PhD Scientific Days 2024

Budapest, 9-10 July 2024

Poster Session L - Health Sciences 1.

Analysis of Chondroitin Sulfate and Heparan Sulfate Glycosaminoglycans in Human Tissues with Different Type of Lung Cancer

Author(s)

Pál Domonkos, Lilla Turiák1
1: MTA-TTK Lendület (Momentum) Glycan Biomarker Research Group, Institute of Organic Chemistry, HUN-REN Research Centre for Natural Sciences

Text of the abstract

Analysis of Chondroitin Sulfate and Heparan Sulfate Glycosaminoglycans in Human Tissues with Different Type of Lung Cancer

Introduction:
Lung cancer, the second most commonly diagnosed cancer has the highest mortality rate among all tumor types.
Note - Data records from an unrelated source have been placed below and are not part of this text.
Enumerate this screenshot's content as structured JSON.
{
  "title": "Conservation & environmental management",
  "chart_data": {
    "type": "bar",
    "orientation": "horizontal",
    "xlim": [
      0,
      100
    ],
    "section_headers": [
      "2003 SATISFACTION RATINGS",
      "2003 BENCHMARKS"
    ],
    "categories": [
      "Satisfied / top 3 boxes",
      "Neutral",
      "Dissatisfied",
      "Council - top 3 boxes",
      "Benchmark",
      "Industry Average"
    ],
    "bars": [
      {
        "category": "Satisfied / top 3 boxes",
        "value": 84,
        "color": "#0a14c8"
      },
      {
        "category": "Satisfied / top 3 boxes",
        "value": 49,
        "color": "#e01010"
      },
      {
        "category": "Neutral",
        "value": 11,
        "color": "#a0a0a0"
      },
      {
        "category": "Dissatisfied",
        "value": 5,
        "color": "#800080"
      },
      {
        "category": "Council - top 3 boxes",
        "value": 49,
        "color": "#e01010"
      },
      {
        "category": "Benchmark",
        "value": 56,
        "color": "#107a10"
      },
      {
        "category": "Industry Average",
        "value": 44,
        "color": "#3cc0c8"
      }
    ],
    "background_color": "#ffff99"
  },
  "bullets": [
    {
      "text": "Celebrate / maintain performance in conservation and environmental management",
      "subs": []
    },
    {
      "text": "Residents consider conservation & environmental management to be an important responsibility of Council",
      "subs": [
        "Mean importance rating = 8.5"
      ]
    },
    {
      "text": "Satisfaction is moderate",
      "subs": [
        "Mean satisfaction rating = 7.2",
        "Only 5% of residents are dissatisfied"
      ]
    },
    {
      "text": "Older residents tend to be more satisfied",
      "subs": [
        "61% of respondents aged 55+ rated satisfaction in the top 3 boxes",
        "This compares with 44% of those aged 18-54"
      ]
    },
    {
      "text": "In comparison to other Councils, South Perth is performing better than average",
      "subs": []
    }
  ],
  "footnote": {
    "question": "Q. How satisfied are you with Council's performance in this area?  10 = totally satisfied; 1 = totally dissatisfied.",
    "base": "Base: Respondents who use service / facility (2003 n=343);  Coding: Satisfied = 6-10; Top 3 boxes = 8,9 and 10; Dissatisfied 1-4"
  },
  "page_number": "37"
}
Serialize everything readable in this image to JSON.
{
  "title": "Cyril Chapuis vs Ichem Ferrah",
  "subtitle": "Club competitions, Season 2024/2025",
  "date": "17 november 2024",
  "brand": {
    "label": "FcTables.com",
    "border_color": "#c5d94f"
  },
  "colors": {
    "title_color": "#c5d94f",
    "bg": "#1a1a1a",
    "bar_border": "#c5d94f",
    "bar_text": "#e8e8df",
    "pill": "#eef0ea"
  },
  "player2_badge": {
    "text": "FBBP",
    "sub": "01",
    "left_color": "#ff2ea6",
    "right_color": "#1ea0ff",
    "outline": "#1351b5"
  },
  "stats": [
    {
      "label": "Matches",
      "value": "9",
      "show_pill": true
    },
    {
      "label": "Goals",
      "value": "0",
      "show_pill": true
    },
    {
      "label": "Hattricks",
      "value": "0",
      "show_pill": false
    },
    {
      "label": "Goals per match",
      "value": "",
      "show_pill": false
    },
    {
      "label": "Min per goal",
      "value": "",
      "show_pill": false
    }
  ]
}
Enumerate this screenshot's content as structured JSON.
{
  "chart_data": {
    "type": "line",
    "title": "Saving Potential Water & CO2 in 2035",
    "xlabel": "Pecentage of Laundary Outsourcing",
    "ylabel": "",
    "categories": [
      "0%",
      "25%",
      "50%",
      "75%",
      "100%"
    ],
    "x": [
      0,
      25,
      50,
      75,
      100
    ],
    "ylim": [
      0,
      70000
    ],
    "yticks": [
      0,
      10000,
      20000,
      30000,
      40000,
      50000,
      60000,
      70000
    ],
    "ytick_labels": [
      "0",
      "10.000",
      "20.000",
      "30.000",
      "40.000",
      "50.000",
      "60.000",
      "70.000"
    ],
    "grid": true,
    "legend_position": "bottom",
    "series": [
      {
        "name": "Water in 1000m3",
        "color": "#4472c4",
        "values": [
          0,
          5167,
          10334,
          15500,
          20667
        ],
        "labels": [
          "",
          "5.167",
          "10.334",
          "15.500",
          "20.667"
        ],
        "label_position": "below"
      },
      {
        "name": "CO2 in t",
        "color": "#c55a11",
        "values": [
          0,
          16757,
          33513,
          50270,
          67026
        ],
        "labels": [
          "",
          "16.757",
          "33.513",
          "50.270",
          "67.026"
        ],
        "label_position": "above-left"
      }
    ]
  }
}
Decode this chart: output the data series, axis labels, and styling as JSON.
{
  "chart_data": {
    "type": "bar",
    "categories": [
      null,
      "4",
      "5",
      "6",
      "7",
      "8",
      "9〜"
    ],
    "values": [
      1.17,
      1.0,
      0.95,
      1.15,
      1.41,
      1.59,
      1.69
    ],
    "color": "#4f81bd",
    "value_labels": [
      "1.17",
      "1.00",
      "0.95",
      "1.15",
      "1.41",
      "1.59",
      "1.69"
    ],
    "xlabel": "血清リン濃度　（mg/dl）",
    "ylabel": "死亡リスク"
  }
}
Carbohydrates are utilized as diagnostic biomarkers in various cancers. During tumor development, glycosaminoglycans (GAGs) undergo changes in their abundance and structure.
Aims:
Our objective was to conduct a comprehensive quantitative and qualitative glycomic study on samples of small cell lung cancer and different subtypes of non-small cell lung cancer, analyzing both tumor and tumor adjacent regions.
Methods:
GAG chains were digested using bacterial lyases in multiple cycles on the tissue surface. The resulting chondroitin sulfate (CS) and heparan sulfate (HS) disaccharides were extracted from the tissue surface and purified. The analysis was performed on self-packed capillary columns with hydrophilic interaction liquid chromatography and weak anion exchange (HILIC-WAX) mixed mode resin with ammonium formate salt gradient using mass spectrometry detection in negative ionization mode.
Results:
Significant changes were observed in the content and sulfation patterns of GAGs. Although the alterations between the lung tumor phenotypes were not as remarkable, some differences could be identified. The abundance of CS was doubled in tumor samples, while the total content of HS did not show significant changes. Additionally, the average degree of sulfation significantly increased in all examined tumor phenotypes. Comparing adenocarcinoma samples to other lung tumor phenotypes, the CS 6-O-/4-O-sulfation ratio was increased. O-sulfated HS components were elevated in the tumor samples.
Conclusion:
Our results emphasize the importance of exploring the role of GAGs in lung cancer development, as several alterations were identified between tumor and tumor-adjacent tissue samples, as well as among different lung tumor phenotypes.
Funding:
Funding from the National Research, Development and Innovation Office (FK131603) is acknowledged. PD acknowledges the Semmelweis 250+ Excellence PhD Scholarship.